Pospelov, Nikita, et al. Spectral Peculiarity and Criticality of a Human Connectome. Physics of Life Reviews. Online June 16, 2019. Six Russian neurotheorists based at Lomonosov Moscow State University describe novel techniques and insights which adds more evidence that our hyperactive brains are truly situated at an optimum critically poised state.

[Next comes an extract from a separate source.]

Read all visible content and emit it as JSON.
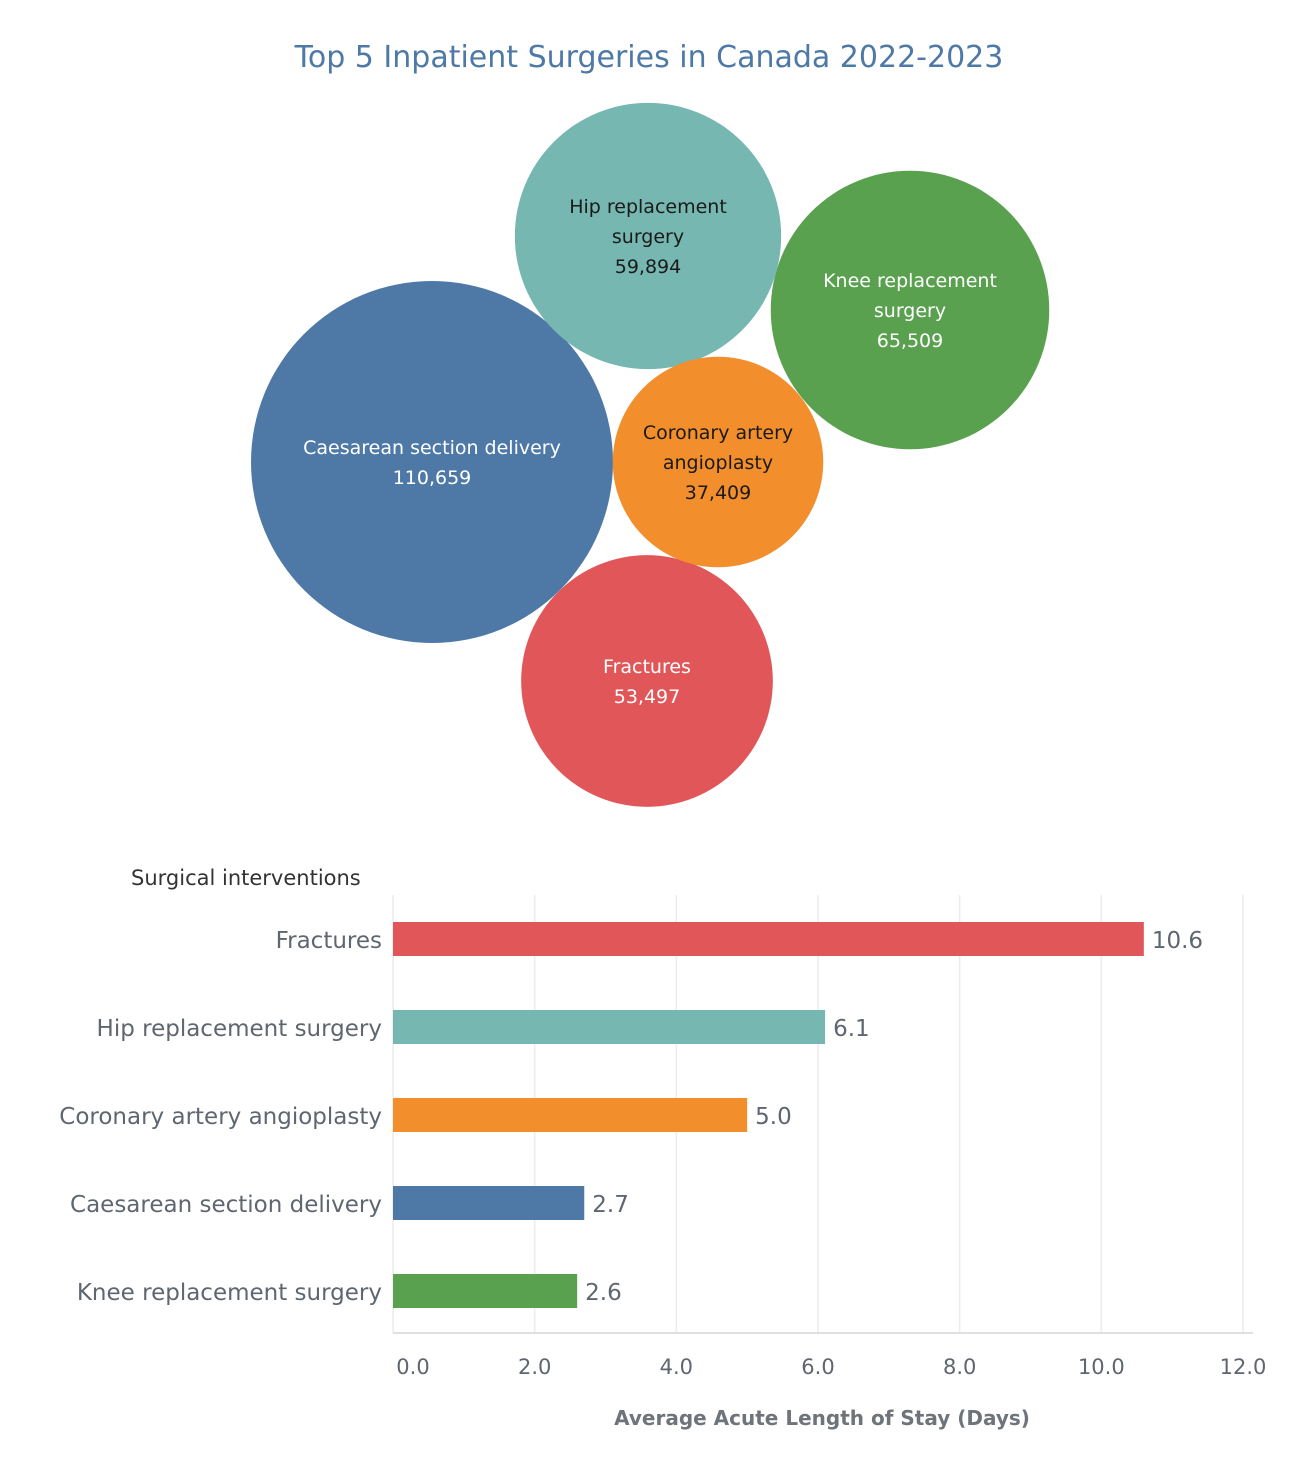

We have performed the comparative spectral analysis of structural connectomes for various organisms using open-access data. We found that the spectral density of adjacency matrices of human connectome has maximal deviation from randomized networks, compared to other organisms. We discovered that for macaque and human connectomes the conservation of local clusterization is crucial, while for primitive organisms the conservation of averaged clusterization is sufficient. We found that the level spacing distribution of the spectrum of human connectome Laplacian matrix corresponds to the critical regime. This observation provides strong support for debated statement of the brain criticality. (Abstract)

Pribram, Karl and Joseph King, eds. Learning as Self-Organization. Mahwah, NJ: Erlbaum, 1996. A collection of innovative papers from both scientific and traditional (Asian) perspectives on the revolution in neuroscience due to nonlinear theories.